Banner Prod SSH/SFTP not connecting
Incident Report for OIT Services
Postmortem

Background

The Talkeetna cluster is an HP-UX cluster of servers that hosts Banner Job Submission services, Banner print queues, and runs most Application Manager jobs.  Users often will use SSH, SCP, or SFTP clients to connect to the hosts in order to place or retrieve files used by Banner and Application Manager.  The functionality of these servers is currently being migrated to the Ellucian Cloud as part of the Banner Cloud migration project with a target go live of October 2022.

Break Down of the Problem

Around 8:30 AM, technicians became aware of login issues being reported by end users trying to access prod.alaska.edu.  At 9AM it was identified that the cluster node that provides authentication services for end-user SSH and SFTP access quit responding to authentication requests. Technicians were able to restore authentication services at around 12:30 PM after the cluster restarted.

Target State / Goal 

Service should be available 24/7 except for published maintenance windows.

Root Cause Analysis 

At around 12 AM, Tazlina, one of the cluster nodes,  lost a disk that was part of its root volume group vg00.  This volume group was mirrored to another disk so no data was lost, however the logical volumes in the volume group were unmounted from the file system which caused the kerberos service that handles authentication for the cluster and many other services on Tazlina to fail as the data needed resided in a path that was no longer accessible.  The volumes that went offline due to the failed disk included the root path /, /var, /opt, /stand, /home, /usr, /usr/users, /var/adm/crash, and /hyperion.

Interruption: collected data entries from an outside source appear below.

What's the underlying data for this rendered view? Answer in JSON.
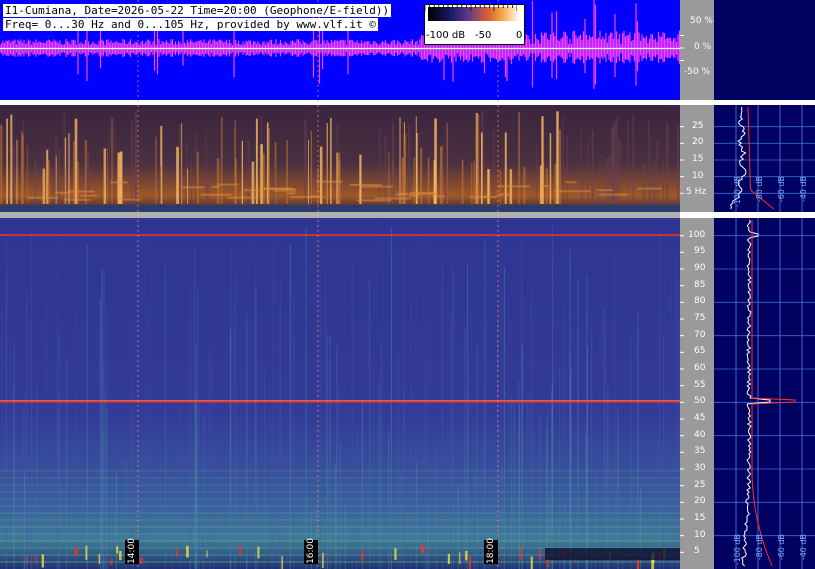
{
  "header": {
    "line1": "I1-Cumiana, Date=2026-05-22 Time=20:00 (Geophone/E-field))",
    "line2": "Freq= 0...30 Hz and 0...105 Hz, provided by www.vlf.it ©"
  },
  "colorbar": {
    "labels": [
      "-100 dB",
      "-50",
      "0"
    ]
  },
  "waveform_axis": {
    "labels": [
      "50 %",
      "0 %",
      "-50 %"
    ]
  },
  "low_spectrogram_axis": {
    "labels": [
      "25",
      "20",
      "15",
      "10",
      "5 Hz"
    ]
  },
  "high_spectrogram_axis": {
    "labels": [
      "100",
      "95",
      "90",
      "85",
      "80",
      "75",
      "70",
      "65",
      "60",
      "55",
      "50",
      "45",
      "40",
      "35",
      "30",
      "25",
      "20",
      "15",
      "10",
      "5"
    ]
  },
  "time_markers": [
    "14:00",
    "16:00",
    "18:00"
  ],
  "spectrum_panel_labels": {
    "top": [
      "-100 dB",
      "-80 dB",
      "-60 dB",
      "-40 dB"
    ],
    "bottom": [
      "-100 dB",
      "-80 dB",
      "-60 dB",
      "-40 dB"
    ]
  },
  "colors": {
    "waveform_bg": "#0000ff",
    "waveform_trace": "#ff40ff",
    "low_spectro_bg": "#2a1a3a",
    "high_spectro_bg": "#2e3590",
    "axis_bg": "#9a9a9a",
    "panel_bg": "#000060",
    "line_50hz": "#ff3020"
  }
}
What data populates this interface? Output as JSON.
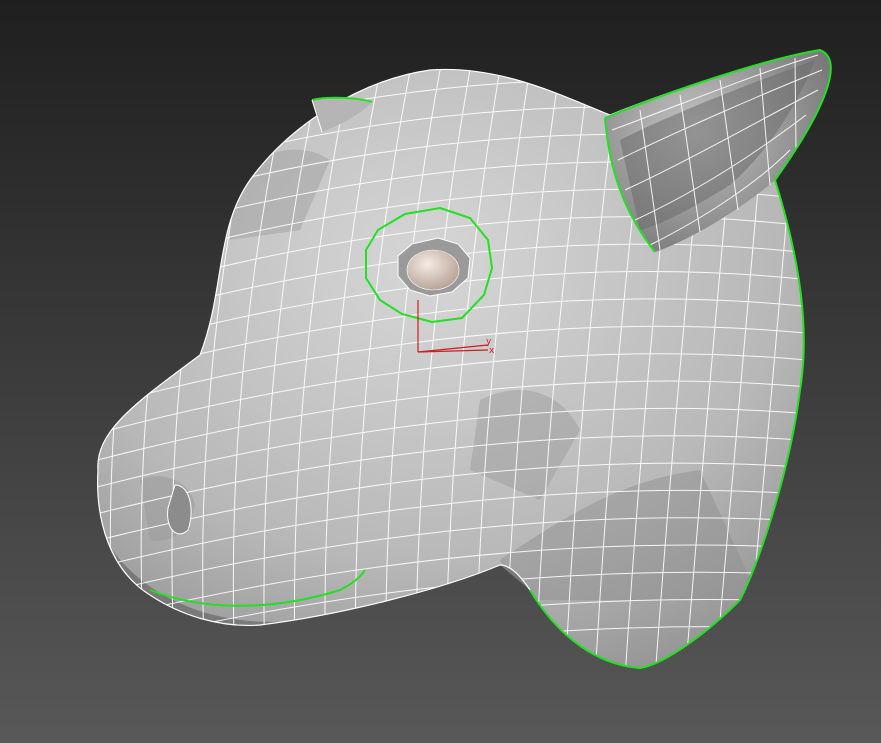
{
  "viewport": {
    "background_top": "#222222",
    "background_bottom": "#555555",
    "mesh_fill": "#bdbdbd",
    "mesh_shadow": "#6e6e6e",
    "wire_color": "#ffffff",
    "selection_color": "#22e022",
    "eye_color": "#e7d6cc"
  },
  "gizmo": {
    "x_label": "x",
    "y_label": "y",
    "axis_color": "#cc2020"
  }
}
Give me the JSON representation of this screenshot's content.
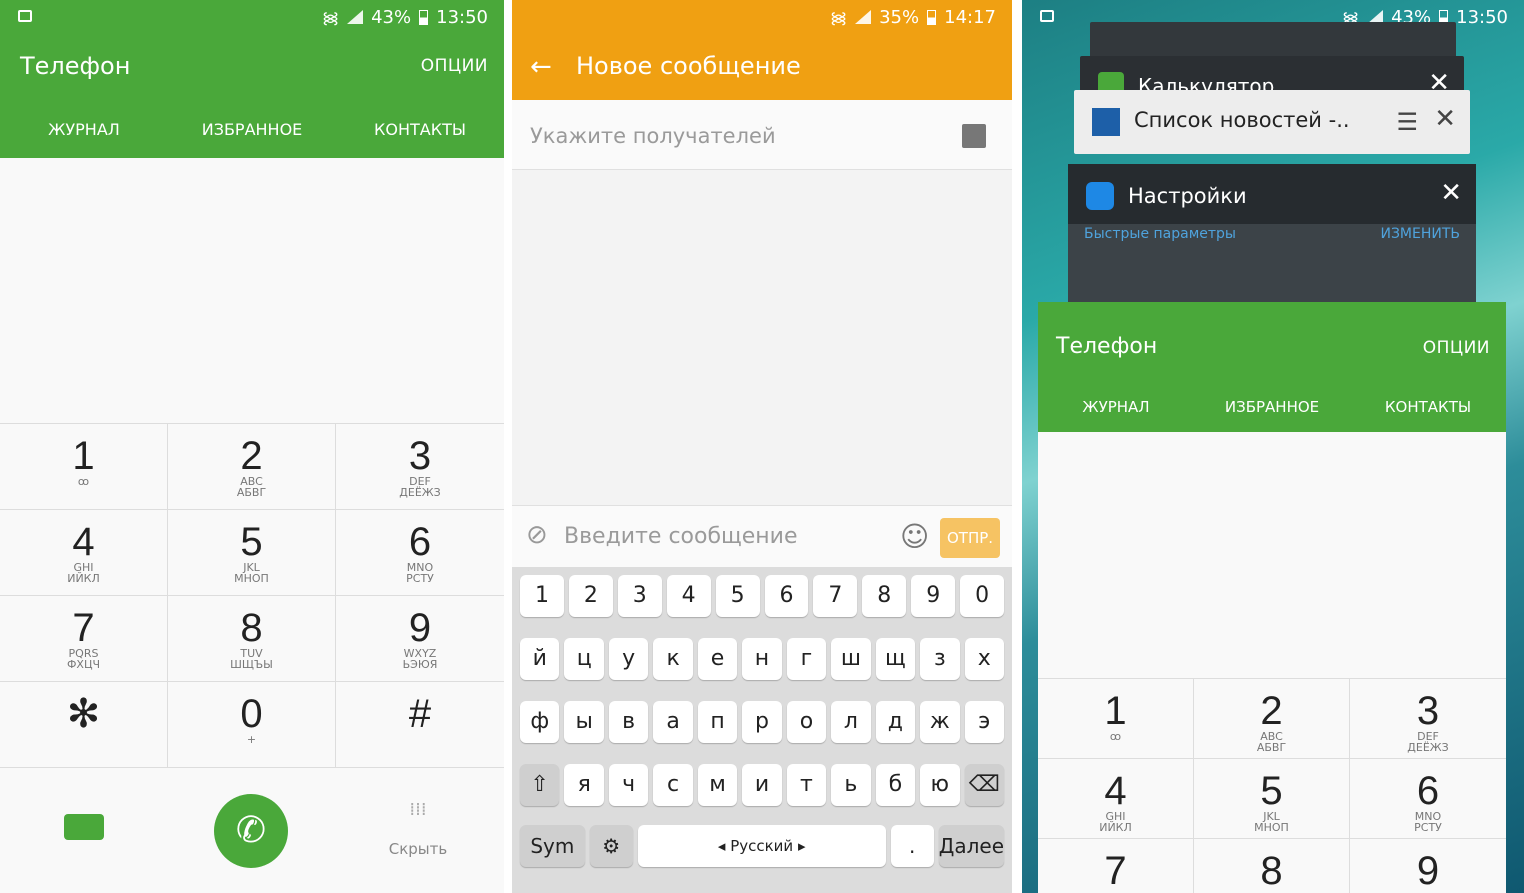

Most of the cluster packages and processes including job submission and app manager agents were running on Tetlin, another cluster node, so this failure did not impact monitored services and was undetected until end users reported issues authenticating. At 11:56 AM Tetlin tried to Transfer of Control (TOC) to Tazlina. Tazlina was unable to take control due to the missing volumes and so this triggered a restart of both Tetlin and Tazlina in order to preserve data integrity.  Upon reboot, Tazlina was able to remount the logical volumes off of the mirrored physical volume of vg00. Cluster services were started on Tetlin as a single node cluster, and the kerberos service was restarted on Tazlina to enable end-user authentication for the cluster.  

Develop Countermeasures 

  1. Identify failed disk
  2. Reconfigure Logical Volumes to remove mirror requirement on failed disk
  3. Remove the failed disk from the volume group
  4. Source a replacement Drive
  5. Reconfigure vgroup with new disk and reconfigure mirroring for logical volumes 
  6. Investigate how to move kerberos service to another cluster node in the case of failure
  7. Investigate configuring a shadow or failover for kerberos

Implementation of Countermeasures

May 23, 2022: 10:50 AM: The failed disk was identified as the top right disk on the chassis

May 23, 2022: 3:30 PM: Technicians searched through the data center but were unable to locate a replacement disk. Currently working to identify support or purchase options.

May 23, 2022: 5:30 PM:  Technicians completed removing the failed disk from all of the logical volumes and volume group.

Follow Up / Review

June 3, 2022: Replace failed disk and reconfigure mirrors for logical volumes.

June 10, 2022:  Implement fix for more resilient kerberos service.

Posted May 24, 2022 - 17:06 AKDT

Resolved
This incident has been resolved.
Posted May 24, 2022 - 12:17 AKDT
Monitoring
A fix has been implemented and we are currently monitoring the incident.
Posted May 23, 2022 - 13:03 AKDT
Update
We are still working on a fix for this issue but have a workaround for those that need SSH access. Please contact us so we can start the process to get you the workaround.
Posted May 23, 2022 - 11:17 AKDT
Identified
We have identified the issue preventing the connections and are working on it. We do not currently have a ETA but will provide updates here.
Posted May 23, 2022 - 09:41 AKDT
Investigating
SSH/SFTP are currently not connecting to prod.alaska.edu, lrgp.alaska.edu, prep.alaska.edu and test.alaska.edu. We are currently investigating the incident.
Posted May 23, 2022 - 09:31 AKDT
This incident affected: Banner (Banner Admin Modules).